We haven’t, for instance, mentioned the Washington Nationals, who are probably on their way to a World Series win. Which is a good thing they’re doing it this year because they are the oldest in baseball, averaging 31.8 years of age for their players? Nationals fans should be asking – what the plan for the future. But they won’t – because there is no plan.
The Mets, with all their warts and acne, are what they are. The front office falls short of being what they need to be. This is common in businesses across America, where management runs the operation into the ground while the worker bees try valiantly to stall the plunge.
Occasionally, the worker bees, in this case, the players, outrun the no-nothing bosses to overachieve and win the day.
With the talent the Mets currently have, there’s a good chance that can happen in 2020 – management be damned!
An Alternate Take From A Reader: Peter Staley, Member, NY Yankees Are Here
Peter Staley This is an odd article for a few reasons. Seems the author misconstrues dysfunction for money (or, lack thereof). Money to spend and/or money NOT to spend (“to spend or not to spend; that is the question”). Does that qualify a team as dysfunctional? Hardly, bc every team faces the same question almost on a daily basis. Tampa/St Pete doesn’t deserve the Rays – never have, even during their best seasons. The A’s will figure the stadium thing out – or die trying. Billy seems to love the East Bay and any evidence that they’ll move to Vegas, e.g., is whimsy.
The Madoff Mets have had a parade of dysfunctional characters crawl thru the door over the decades, so what’s new about Brodie? A clueless bozo who should’ve remained a players’ agent. Stick to your knitting, Zippy.
The jury’s out on the Sawx, since their new GM/PBO is brand new. He seems to have experience in many of the key things GM’s should know. But, will John Henry leave him alone long enough to be effective? Who knows (and who cares?)?

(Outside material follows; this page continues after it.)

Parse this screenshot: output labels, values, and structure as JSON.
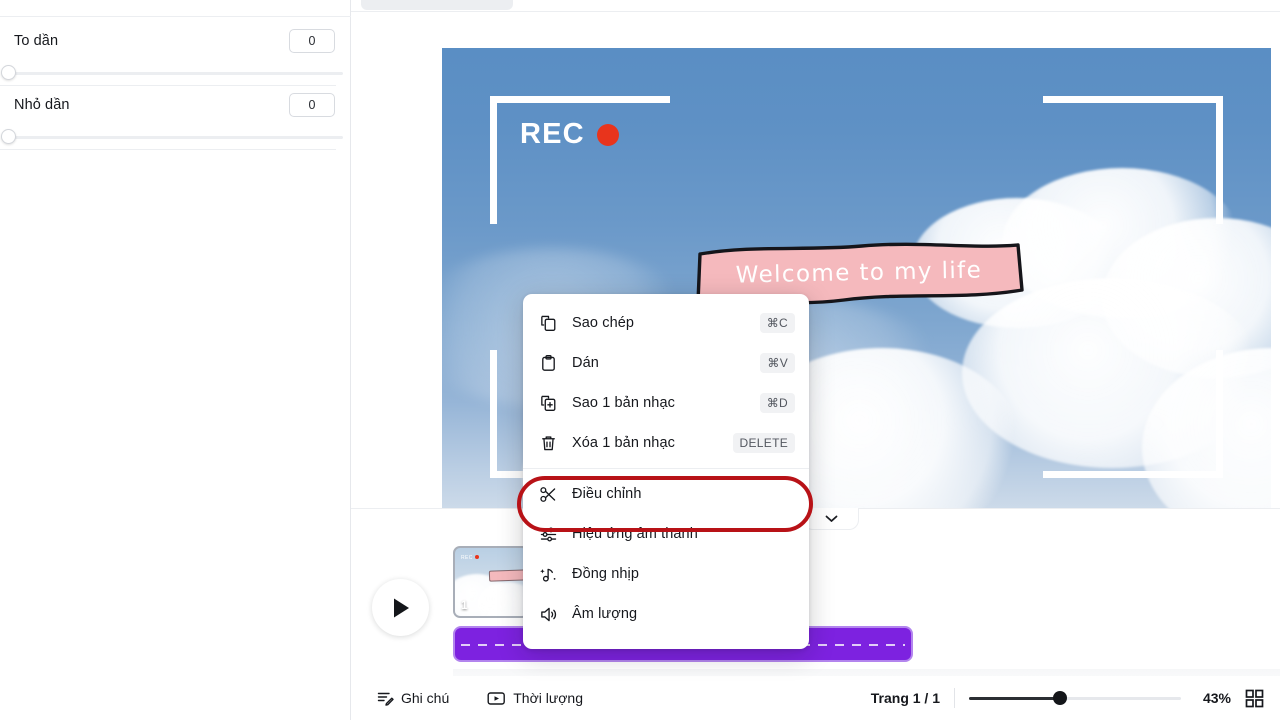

And then there are the Yankees. They proved again this year that getting to the WS ain’t like horseshoes. You’re either in or you’re not and for the last decade they’re not. These days, spending $218 million seems to be baseball’s version of finishing .500 in the NBA: not good enough to be a champion, but not bad enough to get a #1 draft pick either. And still, the seats behind home plate go for a grand a pop and usually are half-empty.